The homosexual inclination or tendency is “objectively disordered.” This pithy phrase helps us all (including the profession of psychology) to understand both the homosexual tendency and those in its grip. The Church simply and wisely declares that “this inclination” (i.e., homosexual tendency) is “objectively disordered”—that is, out of alignment with the human being made in God’s image. As is evident here, the Catechism provides an evaluation in keeping with the Church’s competency—received from Christ—to correctly estimate the phenomena of the world in light of the God-given order of creation. The Church’s evaluation here is rendered in the language of human wisdom, namely philosophy, which is the language that the Church has ever used to express its beliefs and teachings.
The phrase “objectively disordered” is significant because it replaced an earlier statement in the English language draft of the Catechism that said, “They do not choose their homosexual condition; for most of them it is a trial.” This earlier statement is the misunderstanding referred to above. The statement did not find its way into the officially promulgated Catechism because it exculpates individuals from responsibility for their homosexual condition and their homosexual activity. After all, not to choose the condition is not to be responsible for it, and not to be responsible for it is not to be responsible for the behavior that follows from it. But this logic of exculpation contradicts the freedom man has to resist homosexual temptation. It contradicts free will—itself a sign of man’s likeness to God. Accordingly, the Church wisely replaced the phrase with a more accurate one.

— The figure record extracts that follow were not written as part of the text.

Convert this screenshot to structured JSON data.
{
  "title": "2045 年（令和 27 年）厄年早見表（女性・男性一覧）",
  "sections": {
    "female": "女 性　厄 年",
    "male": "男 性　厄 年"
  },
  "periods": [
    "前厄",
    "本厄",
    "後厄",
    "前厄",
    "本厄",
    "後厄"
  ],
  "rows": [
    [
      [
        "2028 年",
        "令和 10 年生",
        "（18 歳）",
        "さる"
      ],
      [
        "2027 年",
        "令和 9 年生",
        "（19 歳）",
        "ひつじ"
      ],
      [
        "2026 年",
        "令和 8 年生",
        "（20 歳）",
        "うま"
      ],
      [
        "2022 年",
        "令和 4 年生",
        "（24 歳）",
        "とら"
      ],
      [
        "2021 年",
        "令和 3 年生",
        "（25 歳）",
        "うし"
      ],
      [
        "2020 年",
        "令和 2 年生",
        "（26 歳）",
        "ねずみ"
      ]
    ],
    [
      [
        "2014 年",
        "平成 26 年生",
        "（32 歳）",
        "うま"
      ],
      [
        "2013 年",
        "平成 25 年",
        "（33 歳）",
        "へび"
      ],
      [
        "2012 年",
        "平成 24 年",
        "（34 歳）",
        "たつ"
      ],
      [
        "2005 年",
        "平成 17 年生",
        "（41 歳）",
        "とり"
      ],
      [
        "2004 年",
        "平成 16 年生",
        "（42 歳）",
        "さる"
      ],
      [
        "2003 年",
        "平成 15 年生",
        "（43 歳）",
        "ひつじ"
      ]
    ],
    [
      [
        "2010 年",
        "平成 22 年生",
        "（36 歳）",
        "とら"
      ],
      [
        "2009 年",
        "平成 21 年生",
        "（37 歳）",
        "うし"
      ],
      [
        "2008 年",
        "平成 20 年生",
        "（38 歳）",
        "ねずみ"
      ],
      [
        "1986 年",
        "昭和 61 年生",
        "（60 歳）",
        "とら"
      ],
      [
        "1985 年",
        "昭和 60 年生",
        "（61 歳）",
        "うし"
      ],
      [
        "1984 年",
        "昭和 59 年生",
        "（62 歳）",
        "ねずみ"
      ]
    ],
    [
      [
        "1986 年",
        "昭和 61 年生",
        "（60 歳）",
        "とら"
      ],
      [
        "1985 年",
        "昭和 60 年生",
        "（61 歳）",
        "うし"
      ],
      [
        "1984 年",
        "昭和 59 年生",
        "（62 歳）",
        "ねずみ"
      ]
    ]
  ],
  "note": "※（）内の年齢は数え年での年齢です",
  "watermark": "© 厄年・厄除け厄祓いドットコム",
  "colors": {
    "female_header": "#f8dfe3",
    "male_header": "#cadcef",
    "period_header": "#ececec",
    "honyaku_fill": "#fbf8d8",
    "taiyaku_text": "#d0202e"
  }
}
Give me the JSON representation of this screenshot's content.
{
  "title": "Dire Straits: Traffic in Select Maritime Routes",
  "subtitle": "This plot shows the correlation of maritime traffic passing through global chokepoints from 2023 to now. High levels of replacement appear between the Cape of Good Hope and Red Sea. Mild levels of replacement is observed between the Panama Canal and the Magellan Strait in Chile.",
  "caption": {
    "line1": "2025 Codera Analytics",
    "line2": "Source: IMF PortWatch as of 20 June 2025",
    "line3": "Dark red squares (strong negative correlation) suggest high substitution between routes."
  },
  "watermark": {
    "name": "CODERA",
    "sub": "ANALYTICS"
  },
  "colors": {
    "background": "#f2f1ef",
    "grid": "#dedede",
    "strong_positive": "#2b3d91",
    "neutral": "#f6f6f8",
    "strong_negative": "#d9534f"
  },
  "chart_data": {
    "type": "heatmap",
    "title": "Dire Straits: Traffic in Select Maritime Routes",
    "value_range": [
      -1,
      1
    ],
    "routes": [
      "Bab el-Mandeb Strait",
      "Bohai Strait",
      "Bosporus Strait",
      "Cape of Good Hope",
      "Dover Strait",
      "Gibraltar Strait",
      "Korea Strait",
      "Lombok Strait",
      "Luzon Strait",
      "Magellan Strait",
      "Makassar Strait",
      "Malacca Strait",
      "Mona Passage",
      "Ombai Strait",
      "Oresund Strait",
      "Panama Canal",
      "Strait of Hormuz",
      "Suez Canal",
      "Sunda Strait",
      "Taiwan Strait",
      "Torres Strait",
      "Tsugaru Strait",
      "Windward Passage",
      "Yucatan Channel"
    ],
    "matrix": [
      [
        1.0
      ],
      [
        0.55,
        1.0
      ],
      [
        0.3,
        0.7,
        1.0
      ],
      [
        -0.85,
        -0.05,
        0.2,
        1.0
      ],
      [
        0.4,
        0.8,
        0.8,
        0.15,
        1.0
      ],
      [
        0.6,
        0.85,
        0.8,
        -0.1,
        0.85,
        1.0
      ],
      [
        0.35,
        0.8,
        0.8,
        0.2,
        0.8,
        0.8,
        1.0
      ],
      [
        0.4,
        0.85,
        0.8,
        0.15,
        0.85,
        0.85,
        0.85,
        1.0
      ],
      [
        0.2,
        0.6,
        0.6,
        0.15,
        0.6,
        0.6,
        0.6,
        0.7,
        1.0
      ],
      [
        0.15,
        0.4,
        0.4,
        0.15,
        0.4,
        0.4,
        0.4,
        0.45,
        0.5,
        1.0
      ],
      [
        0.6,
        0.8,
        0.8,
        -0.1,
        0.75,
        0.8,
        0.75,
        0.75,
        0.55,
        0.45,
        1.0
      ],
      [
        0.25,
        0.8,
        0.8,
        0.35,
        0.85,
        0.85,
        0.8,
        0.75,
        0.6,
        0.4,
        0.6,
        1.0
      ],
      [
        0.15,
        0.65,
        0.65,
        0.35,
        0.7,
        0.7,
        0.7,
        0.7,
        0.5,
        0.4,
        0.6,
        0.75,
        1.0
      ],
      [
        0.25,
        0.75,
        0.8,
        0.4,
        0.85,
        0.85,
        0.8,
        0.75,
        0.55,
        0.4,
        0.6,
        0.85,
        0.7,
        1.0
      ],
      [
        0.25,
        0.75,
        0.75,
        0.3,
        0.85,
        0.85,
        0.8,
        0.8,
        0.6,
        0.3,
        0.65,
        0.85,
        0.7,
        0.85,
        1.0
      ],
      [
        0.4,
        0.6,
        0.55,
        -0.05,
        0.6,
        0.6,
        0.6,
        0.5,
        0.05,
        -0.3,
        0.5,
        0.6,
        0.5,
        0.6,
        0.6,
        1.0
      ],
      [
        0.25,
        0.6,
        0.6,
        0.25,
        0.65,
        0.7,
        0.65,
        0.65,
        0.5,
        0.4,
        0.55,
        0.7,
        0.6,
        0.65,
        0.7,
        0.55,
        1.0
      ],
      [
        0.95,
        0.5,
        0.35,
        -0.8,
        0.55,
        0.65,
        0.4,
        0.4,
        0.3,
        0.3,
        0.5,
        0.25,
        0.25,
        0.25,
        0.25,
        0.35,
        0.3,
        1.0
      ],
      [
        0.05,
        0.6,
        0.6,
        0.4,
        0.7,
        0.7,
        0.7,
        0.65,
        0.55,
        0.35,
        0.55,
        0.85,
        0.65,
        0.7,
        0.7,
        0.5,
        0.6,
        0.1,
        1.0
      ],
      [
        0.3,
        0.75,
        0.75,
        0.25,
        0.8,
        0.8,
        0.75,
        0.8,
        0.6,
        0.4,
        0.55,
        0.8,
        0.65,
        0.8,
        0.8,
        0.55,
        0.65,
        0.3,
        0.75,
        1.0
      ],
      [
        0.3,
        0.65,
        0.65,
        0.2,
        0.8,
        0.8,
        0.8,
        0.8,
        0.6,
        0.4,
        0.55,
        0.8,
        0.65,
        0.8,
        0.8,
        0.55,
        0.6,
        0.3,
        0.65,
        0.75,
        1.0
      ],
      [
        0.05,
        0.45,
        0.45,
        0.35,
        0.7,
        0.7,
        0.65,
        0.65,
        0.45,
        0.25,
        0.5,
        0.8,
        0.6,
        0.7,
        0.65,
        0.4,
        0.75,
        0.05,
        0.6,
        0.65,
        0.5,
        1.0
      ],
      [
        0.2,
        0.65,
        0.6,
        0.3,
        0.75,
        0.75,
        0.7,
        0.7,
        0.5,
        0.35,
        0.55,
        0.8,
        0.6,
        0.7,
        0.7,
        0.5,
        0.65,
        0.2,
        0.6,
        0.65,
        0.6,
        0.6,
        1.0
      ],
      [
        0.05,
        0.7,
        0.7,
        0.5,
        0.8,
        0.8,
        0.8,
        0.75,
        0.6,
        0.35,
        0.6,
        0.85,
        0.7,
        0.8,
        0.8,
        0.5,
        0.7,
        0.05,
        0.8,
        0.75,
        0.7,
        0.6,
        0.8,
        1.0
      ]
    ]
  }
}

There is a question that remains regarding “homosexual tendency.” This is the question of whether there is psychological matter built into the tendency. It appears that there is, for the Catechism records the following:
Its [homosexuality’s] psychological genesis remains largely unexplained. (#2357)
It seems from this statement that the Church is acknowledging a psychological cause for homosexuality. But this is only apparent, not real. As we have understood, what causes homosexual activity is temptation arising in the heart of man. By making this statement, the Church is acknowledging that there is psychological matter that precedes and highly correlates with the temptation to homosexual activity. It is not itself the cause of homosexuality. It is nevertheless real, and attendant upon much of homosexual experience, even as it is shrouded by this experience. In brief, this psychological matter amounts to a wounded affect within a person. As to why the Catechism contains this statement, one might suggest that its inclusion reflects the Church’s merciful treatment of an important profession that has lost its way regarding its understanding of homosexuality.
Having established that there is psychological matter that highly correlates with homosexuality, we are in a position to make a prediction. We can predict that the official conference proceedings emerging from Rome will oscillate like a pendulum between the Yes and the No answers that have been sounded here concerning whether or not “homosexual tendency” is complex. Yes, there is complexity, if we allow the correlational sense psychology can supply. No, there is not complexity, if we stick to the causal sense that Catholic morality supplies.